1950s in film
The decade of the 1950s in film involved many significant films.
Films of the 1950s were of a wide variety. As a result of the introduction of television, the studios and companies sought to put audiences back in theaters. They used more techniques in presenting their films through widescreen and big-approach methods, such as Cinemascope, VistaVision, and Cinerama, as well as gimmicks like 3-D film. Big production and spectacle films perfect for this gained popularity, with the many historic and fantasy epics like The Robe (1953),The Story of Robin Hood and His Merrie Men (1952), The Ten Commandments (1956), The Seventh Voyage of Sinbad (1958), and Ben-Hur (1959). Other big-scoped films thrived internationally, too, such as Russian fantasy director Aleksandr Ptushko's mythological epics Sadko, Ilya Muromets, and Sampo, and Japanese director Akira Kurosawa's historic Seven Samurai, Throne of Blood, and Rashomon. Toshiro Mifune, who starred in those Kurosawa films, also starred in the color spectacle Samurai Trilogy.
This spectacle approach, coupled with Cold War paranoia, a renewed interest in science from the atomic bomb, as well as increased interest in the mysteries of outer space and other forteana, lent itself well to what this film decade is best known for, science fiction. The science fiction genre began its golden age during this decade with such notable films as The Day the Earth Stood Still (1951), The Thing from Another World (1951), The War of the Worlds (1953), It Came from Outer Space (1953), Creature from the Black Lagoon (1954), Them! (1954), This Island Earth (1955), Earth vs. the Flying Saucers (1956), and Forbidden Planet (1956), as well as Japanese science fiction tokusatsu films.
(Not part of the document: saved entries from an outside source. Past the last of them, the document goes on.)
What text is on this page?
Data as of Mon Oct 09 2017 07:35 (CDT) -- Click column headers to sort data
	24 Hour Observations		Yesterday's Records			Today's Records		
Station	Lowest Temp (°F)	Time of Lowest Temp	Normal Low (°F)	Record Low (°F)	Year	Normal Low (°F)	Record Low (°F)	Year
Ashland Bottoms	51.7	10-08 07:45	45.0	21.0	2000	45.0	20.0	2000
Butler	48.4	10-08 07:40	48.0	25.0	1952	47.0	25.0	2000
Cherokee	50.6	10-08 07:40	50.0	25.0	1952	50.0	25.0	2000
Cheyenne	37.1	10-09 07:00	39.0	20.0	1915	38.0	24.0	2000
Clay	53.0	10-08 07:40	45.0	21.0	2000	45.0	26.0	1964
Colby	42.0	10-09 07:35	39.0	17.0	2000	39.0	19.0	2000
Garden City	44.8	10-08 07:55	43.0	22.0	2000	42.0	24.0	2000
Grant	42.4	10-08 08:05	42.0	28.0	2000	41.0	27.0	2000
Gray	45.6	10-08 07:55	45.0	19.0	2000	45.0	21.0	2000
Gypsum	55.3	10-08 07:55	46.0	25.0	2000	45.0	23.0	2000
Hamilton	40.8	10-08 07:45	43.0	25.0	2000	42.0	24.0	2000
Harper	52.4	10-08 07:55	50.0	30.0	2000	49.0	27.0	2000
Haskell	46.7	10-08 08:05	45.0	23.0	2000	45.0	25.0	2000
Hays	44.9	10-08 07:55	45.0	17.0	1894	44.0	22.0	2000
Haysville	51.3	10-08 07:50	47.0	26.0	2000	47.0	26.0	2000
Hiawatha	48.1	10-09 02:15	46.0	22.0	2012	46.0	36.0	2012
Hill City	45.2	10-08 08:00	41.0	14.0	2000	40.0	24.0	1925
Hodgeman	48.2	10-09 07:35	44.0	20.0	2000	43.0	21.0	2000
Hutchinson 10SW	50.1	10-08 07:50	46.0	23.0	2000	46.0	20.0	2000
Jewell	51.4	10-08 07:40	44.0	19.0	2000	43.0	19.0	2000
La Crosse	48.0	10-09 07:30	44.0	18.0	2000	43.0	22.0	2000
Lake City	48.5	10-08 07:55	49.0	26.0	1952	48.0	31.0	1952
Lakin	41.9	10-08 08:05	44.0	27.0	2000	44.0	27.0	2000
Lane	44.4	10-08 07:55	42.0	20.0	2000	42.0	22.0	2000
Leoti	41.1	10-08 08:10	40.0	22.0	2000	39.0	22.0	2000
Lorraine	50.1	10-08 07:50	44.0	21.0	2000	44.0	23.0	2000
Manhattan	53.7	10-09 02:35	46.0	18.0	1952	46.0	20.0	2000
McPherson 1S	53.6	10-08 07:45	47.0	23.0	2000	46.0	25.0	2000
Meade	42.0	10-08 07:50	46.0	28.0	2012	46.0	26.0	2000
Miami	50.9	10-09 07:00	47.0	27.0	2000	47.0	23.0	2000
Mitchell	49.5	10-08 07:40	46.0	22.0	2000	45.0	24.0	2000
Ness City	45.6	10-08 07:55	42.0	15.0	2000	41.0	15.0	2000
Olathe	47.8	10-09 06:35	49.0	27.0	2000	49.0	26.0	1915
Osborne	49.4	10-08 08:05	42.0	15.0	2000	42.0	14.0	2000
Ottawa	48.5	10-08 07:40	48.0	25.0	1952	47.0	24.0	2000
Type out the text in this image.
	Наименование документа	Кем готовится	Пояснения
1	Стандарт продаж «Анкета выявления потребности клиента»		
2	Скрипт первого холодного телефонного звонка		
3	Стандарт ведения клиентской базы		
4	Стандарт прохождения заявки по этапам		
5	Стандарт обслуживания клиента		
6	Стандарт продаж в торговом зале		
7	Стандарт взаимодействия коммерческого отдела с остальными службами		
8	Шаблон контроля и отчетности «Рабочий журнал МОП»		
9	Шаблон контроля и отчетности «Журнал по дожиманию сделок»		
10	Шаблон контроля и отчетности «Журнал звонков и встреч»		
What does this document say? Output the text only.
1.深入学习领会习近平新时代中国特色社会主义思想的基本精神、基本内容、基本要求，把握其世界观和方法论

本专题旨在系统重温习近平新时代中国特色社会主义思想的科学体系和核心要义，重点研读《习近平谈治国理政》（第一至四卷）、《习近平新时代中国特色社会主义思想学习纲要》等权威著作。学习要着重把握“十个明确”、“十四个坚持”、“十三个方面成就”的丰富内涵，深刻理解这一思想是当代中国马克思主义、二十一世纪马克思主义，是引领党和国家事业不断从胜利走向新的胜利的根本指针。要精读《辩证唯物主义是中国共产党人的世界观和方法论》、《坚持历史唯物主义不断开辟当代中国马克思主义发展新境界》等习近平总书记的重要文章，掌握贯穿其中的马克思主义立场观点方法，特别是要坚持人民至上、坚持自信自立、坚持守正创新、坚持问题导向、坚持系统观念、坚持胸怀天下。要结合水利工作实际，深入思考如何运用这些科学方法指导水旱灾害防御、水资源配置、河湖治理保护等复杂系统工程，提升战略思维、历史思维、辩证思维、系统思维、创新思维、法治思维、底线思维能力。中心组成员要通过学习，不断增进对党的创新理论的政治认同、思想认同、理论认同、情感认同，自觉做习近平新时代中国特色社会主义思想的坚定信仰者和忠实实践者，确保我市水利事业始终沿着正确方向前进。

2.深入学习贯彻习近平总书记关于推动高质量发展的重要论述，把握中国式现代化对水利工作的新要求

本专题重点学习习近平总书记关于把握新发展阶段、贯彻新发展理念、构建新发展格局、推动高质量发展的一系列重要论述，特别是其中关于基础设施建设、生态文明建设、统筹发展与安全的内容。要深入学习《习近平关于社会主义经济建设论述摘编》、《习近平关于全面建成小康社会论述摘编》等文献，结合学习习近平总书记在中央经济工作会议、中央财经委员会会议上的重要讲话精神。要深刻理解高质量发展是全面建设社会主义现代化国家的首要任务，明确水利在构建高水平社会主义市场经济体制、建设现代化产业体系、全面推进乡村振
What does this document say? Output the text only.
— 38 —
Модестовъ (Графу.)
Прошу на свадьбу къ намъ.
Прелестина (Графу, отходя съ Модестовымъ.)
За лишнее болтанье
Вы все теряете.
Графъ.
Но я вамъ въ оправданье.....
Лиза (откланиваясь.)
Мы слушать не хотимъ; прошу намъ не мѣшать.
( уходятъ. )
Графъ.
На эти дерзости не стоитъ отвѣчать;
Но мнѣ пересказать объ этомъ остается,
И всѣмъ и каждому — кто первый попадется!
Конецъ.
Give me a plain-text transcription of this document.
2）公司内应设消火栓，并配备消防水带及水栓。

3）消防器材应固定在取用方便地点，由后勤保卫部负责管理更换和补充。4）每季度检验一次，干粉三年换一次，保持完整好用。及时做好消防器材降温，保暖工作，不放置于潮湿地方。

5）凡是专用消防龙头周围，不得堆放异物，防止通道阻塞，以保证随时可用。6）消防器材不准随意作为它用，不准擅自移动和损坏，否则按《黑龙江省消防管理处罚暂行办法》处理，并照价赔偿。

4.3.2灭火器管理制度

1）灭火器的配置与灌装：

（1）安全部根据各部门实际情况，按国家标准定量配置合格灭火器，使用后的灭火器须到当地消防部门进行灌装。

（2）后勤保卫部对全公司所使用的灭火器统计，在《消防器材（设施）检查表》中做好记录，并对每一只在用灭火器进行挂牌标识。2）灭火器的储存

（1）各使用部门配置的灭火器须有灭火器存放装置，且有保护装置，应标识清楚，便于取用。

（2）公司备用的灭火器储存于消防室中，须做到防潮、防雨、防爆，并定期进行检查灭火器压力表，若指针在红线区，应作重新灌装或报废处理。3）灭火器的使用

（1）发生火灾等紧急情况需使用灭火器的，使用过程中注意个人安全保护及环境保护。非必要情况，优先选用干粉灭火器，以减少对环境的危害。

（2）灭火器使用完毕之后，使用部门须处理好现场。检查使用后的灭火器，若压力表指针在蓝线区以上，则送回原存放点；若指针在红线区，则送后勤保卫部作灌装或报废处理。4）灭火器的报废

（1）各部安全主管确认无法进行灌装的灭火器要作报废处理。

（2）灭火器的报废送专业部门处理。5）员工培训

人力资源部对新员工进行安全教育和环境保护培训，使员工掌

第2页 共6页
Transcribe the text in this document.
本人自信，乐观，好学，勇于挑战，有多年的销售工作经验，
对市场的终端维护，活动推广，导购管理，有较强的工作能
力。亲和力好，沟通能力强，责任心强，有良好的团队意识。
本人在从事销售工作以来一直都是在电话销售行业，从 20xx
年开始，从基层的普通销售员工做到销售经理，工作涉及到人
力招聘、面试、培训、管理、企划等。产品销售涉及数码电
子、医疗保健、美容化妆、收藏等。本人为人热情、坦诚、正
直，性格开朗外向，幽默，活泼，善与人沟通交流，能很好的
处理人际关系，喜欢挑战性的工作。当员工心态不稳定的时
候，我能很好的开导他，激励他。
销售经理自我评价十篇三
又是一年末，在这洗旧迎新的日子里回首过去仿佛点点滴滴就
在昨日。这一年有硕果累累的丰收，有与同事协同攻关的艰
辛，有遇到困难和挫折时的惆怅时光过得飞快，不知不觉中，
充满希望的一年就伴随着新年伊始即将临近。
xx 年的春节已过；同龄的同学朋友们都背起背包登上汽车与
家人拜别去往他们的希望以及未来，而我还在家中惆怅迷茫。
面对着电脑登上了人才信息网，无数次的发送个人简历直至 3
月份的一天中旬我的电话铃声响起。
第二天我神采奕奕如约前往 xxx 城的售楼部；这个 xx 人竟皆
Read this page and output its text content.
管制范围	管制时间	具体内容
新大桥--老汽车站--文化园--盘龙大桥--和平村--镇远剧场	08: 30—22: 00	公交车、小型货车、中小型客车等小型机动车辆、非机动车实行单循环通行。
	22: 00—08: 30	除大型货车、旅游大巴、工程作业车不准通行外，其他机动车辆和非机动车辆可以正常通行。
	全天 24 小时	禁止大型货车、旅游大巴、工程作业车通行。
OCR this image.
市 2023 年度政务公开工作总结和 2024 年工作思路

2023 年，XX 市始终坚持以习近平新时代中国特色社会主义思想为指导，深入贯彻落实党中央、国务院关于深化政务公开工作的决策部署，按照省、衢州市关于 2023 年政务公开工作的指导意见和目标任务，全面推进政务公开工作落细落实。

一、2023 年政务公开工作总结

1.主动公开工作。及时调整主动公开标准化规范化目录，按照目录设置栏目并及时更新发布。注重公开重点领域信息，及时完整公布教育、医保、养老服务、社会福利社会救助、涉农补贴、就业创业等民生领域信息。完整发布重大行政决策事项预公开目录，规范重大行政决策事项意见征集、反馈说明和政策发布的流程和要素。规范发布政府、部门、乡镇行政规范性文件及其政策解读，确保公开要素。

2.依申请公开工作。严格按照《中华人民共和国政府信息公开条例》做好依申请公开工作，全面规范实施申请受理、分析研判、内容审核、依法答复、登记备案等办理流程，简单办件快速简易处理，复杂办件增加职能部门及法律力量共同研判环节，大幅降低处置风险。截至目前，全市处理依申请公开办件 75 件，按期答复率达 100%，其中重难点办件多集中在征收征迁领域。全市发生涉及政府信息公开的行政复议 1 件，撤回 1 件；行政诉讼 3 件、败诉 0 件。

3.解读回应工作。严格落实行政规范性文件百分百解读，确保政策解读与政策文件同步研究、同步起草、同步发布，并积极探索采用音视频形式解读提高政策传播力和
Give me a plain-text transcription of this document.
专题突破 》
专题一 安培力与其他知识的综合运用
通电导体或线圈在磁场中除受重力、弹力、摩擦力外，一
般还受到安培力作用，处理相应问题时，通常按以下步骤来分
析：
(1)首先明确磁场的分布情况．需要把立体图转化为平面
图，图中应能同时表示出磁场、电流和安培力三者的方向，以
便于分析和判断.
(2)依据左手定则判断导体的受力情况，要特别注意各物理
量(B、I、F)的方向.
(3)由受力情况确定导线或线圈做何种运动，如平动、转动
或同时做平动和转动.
There were also Earth-based "sci-fi" subjects, including kaiju films such as the Godzilla series as well as 20,000 Leagues Under the Sea (1954) and When Worlds Collide (1951). Companies such as American International Pictures, Japan's Toho, and Britain's Hammer Film Productions were created to solely produce films of the fantastique genres.
The decade was equally adept at both character and realistic films. The highly noted actors James Stewart, John Wayne, and Marlon Brando were at the peak of their popularity. Stewart, starring in Winchester '73, and Wayne, starring in John Ford's Cavalry Trilogy and The Searchers, revitalized the western. Brando mastered versatile roles in films such as A Streetcar Named Desire, The Wild One (1953), Julius Caesar, On the Waterfront (1954), Guys and Dolls (1955), The Teahouse of the August Moon (1956), and Sayonara (1957).
Director Alfred Hitchcock was at the peak of his craft, with films such as Strangers on a Train (1951), Dial M for Murder (1954), Rear Window (1954), To Catch a Thief (1955), The Man Who Knew Too Much (1956), Vertigo (1958), and North by Northwest (1959), with James Stewart and Grace Kelly starring in three each. The Bengali Indian director Satyajit Ray, who began his career in the 1950s, was also at the peak of his career during this decade, with films such as The Apu Trilogy (1955–1959), Jalsaghar (1958), and Parash Pathar (1958).